Lo siguiente que ocurrió es que, luego de que sus padres revisaran a la pequeña para confirmar que no tenía herida alguna y de que le dijeran al pequeño Snotlout que su nombre era Elsa, el niño se anudó una gruesa tela al cuerpo con la ayuda de su madre y se paseó por toda la isla para presentar a su nueva hermana. Tocaba cada una de las puertas y repetía lo mismo.
–Esta es mi nueva hermana, se llama Elsa y va a ser la mejor vikinga de todo Berk porque la voy a instruir yo mismo.

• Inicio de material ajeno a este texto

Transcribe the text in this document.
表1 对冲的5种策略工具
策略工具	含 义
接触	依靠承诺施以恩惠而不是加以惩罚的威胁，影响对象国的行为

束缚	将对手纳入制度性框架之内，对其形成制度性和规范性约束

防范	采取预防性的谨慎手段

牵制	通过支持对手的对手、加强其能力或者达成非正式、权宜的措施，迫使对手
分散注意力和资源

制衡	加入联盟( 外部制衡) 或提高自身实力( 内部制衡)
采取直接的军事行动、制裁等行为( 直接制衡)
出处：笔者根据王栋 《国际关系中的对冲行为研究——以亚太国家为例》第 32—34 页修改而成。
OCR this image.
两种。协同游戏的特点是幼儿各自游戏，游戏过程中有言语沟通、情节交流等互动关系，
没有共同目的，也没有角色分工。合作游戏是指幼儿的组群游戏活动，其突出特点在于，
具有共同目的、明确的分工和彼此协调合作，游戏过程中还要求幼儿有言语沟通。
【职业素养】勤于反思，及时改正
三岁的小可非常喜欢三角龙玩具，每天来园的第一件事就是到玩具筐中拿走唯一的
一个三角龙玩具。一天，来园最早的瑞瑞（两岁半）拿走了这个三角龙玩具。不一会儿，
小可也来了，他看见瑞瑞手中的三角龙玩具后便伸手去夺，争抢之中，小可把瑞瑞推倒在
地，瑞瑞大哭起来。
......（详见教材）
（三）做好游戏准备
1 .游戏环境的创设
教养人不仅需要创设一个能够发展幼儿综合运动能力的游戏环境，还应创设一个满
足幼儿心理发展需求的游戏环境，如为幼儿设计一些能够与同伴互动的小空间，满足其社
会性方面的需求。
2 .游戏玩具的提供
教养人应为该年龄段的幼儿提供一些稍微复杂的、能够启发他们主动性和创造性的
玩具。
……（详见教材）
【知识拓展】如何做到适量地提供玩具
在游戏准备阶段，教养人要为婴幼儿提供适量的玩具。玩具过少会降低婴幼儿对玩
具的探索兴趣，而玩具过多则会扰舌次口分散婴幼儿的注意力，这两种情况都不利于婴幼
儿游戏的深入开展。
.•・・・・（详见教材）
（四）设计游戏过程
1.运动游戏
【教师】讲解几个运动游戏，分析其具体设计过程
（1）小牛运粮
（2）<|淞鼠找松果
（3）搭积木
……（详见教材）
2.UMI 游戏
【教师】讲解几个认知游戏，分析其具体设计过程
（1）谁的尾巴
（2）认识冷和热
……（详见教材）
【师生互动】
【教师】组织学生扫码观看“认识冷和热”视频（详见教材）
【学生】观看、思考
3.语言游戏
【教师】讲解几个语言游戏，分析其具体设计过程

Algunos adultos le dieron palmaditas en la cabeza y le mencionaron lo bonita que era la niña –porque Elsa tenía unos ojitos angelicales de color azul, una piel blanca como la nieve precios y además se le empezaba a formar algunos mechoncitos platinados sobre su cabecita, y todas esas pequitas sobre su nariz de botón eran tan solo un añadido a la lista de cosas que la hacían una ternura–, otros, la mayoría muy mayores, le regalaban risas atronadoras y le deseaban suerte en su plan de criar a la mejor vikinga. Cuando llegó a la casa de los gemelos, estos le dijeron que un nombre como Elsa no servía para espantar demonios, pero, amenazando con un puño, Snotlout dijo que evidentemente su hermanita no necesitaría un nombre feo como el de ellos para espantar demonios porque él ya espantaría a quien tuviera que espantar para mantenerla a salvo: en la casa de los Ingerman la señora del hogar le regaló una nueva manta a la niña alegando que hacía, el padre de Fishlegs le sacudió el pelo negro a Snotlout y asintió mientras el niño contaba lo bien que instruiría a su hermanita, Fishlegs le repitió que algún día tendría que ponerse a leer en serio el Libro de los Dragones si quería instruirla bien, Snotlout le mandó a callar y se fue; los Hofferson intentaron hacerle cosquillas a la bebé, pero ella solo respondió estornudando e intentando apartar sus manazas con sus pequeños puñitos pálidos, Astrid le dijo, con los brazos cruzados, que su hermanita tendría que conformarse con ser la segunda porque ella sería la mejor de su generación, fueron sus padres quienes la recriminaron.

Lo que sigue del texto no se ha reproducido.